FX set to kick off pro football skein

Pilot to cost $1.3 million

NEW YORK — Rupert Murdoch’s FX cable network is about to commission its first scripted drama series, a weekly hour dealing with the world of pro football players, both on and off the field.

Sterling Pacific Films is the production house for the series, called “The Pit,” the pilot of which will start shooting in Los Angeles later this month.

FX declined to comment on “The Pit,” but sources say if the pilot meets the network’s expectations, FX will commission six hourlong episodes, which could get on the schedule as early as this summer. The pilot will cost $1.3 million, and the price of each hour could range between $850,000 and $1.1 million. Those costs would be at least double those of the forthcoming Howard Stern-produced “Son of the Beach,” which was previously the most expensive original weekly show on FX.

One source says “The Pit” will be an ensemble drama featuring as many as 11 recurring characters. With pro football as the backdrop, the series will tackle such hot-button topics as racism, ageism, marital infidelity and drug and alcohol use.

Former players produce

Two of the three producers, Brett Miller and Keith Neubert, are former National Football League players. The third, Heath Kizzier, is an actor and writer. The executive producer and showrunner, Marshall Goldberg, played on the football team at Harvard. Goldberg has written for such series as “L.A. Law,” “The Paper Chase” and “Life Goes On.”

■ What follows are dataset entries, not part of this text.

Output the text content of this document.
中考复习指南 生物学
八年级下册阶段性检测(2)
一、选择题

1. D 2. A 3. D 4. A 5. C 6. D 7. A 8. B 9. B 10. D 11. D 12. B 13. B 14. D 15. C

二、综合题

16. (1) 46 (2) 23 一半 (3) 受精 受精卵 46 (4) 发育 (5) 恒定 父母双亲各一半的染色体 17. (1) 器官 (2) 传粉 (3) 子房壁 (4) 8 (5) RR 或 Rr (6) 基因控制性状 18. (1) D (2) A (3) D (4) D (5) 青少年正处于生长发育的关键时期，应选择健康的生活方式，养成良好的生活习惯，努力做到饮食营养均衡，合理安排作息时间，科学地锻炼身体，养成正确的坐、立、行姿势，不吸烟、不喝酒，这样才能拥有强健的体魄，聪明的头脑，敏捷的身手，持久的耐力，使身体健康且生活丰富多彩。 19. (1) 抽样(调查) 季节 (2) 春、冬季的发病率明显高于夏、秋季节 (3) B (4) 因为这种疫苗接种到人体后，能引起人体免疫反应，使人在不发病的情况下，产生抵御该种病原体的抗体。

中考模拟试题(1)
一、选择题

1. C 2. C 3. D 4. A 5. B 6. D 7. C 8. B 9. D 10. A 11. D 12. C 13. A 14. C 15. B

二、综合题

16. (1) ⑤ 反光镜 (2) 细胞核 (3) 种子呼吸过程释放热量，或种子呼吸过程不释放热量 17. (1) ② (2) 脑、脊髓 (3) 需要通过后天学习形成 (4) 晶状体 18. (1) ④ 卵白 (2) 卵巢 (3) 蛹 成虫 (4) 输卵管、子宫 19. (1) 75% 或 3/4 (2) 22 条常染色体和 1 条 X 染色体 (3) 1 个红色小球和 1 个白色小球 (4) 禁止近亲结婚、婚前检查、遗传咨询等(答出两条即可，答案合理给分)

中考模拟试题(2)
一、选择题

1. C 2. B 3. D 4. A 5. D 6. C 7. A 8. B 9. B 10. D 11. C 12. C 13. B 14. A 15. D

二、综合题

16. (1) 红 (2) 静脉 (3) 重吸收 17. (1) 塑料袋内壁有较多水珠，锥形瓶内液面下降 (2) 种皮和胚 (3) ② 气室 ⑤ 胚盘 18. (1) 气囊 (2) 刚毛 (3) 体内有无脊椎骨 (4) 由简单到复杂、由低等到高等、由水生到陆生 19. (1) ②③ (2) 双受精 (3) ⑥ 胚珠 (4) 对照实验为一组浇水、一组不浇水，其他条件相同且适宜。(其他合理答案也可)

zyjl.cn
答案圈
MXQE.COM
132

There was no information available on the cast, but the director of the pilot is Michael Grossman, who has directed episodes of “Arli$$” and the HBO miniseries “From the Earth to the Moon.”

“The Pit” is another example of the ramping up of original production on FX, which just renewed the nightly hourlong “The X Show” magazine through April 2001. “Son of the Beach” premieres Tuesday on FX as a weekly half-hour series, along with two other weekly half-hours, “Your Favorite Girl Next Door” and “The New Movie Show with Chris Gore.”

Jim Preminger and Dean Schramm for the Preminger Agency brokered the deal for Goldberg, Miller, Neubert and Kizzier.